My data has 5 binary dependent variables, 9 categorical independent variables, and 3 continuous independent variables, with a sample size of 1232. The 5 dependent variables are just different ways of measuring enrollment persistence, specifically Next Subsession Persistence, Next Term Persistence, Next Year Persistence, Next Year Same Subsession Persistence, and Anytime Persistence. Two of the continuous independent variables may be correlated, since they are logically related - Incoming GPA and First Term GPA. Incoming GPA is high school GPA for the 100 first-time freshmen entering the program but transfer GPA for the 1132 transfer students entering the program.
I checked correlations of the continuous independent variables in SPSS and found that the Incoming GPA and First Term GPA correlation is only 0.115 with significance < 0.001, which I suspect is due to the large n or N, but it makes sense that they should be correlated.
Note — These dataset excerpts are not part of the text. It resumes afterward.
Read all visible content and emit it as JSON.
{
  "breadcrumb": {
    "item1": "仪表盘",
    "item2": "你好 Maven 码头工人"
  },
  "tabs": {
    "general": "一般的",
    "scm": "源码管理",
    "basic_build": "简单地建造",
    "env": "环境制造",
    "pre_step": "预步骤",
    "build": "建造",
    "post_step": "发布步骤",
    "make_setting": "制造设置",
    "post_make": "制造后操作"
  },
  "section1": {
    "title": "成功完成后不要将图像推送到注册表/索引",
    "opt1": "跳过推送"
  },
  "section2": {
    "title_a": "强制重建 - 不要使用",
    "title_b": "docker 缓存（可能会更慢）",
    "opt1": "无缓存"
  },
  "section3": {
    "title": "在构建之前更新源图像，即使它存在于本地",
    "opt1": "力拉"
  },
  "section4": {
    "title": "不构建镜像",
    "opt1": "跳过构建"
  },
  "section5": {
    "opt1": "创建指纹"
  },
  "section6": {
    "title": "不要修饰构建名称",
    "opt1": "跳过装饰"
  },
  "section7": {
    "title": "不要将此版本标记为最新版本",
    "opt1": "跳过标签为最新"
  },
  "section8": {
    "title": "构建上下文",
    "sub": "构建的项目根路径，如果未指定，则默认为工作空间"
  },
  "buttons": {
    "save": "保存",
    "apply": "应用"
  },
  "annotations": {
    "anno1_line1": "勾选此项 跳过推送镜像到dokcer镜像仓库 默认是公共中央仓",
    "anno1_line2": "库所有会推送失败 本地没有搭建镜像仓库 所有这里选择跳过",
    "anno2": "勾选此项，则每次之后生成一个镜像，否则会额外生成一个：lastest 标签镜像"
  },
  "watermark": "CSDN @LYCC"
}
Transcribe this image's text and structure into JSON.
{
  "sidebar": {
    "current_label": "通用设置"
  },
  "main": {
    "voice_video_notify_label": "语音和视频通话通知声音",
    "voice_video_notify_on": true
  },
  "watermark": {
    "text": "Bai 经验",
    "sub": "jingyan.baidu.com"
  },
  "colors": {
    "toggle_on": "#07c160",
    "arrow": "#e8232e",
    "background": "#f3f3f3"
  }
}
Here's the question. Could multicollinearity be messing up the Logistic regression analysis here? Can I overcome it?
It's just that I'm finding that Logistic regression done separately for each of the 5 different independent variables is finding 2 of the categorical independent variables, which are Change of Major and Fulltime Enrollment, highly significant but in differing ways for the different types of persistence. Sometimes Change of Major is highly significant, sometimes Fulltime Enrollment is highly significant, sometimes both are. Also, neither Incoming GPA nor First Term GPA is significant in any of the models but I'm concerned about what may be a high correlation between them that I can't identify. I'm thinking that they must be correlated but their correlation is low and its high significance might be due to the high n.
Could multicollinearity be messing things up here? After reading several things off and on this site, I'm considering running a linear regression in SPSS to get multicollinearity VIFs even though what I'm going to ultimately perform will be logistic regression models. If I do that to reduce the number of independent variables in the final logistic regression analysis, I'm thinking it might be easier to interpret and the results might be more consistent. I can't find literature saying this is ever done but it seems like a good idea to me.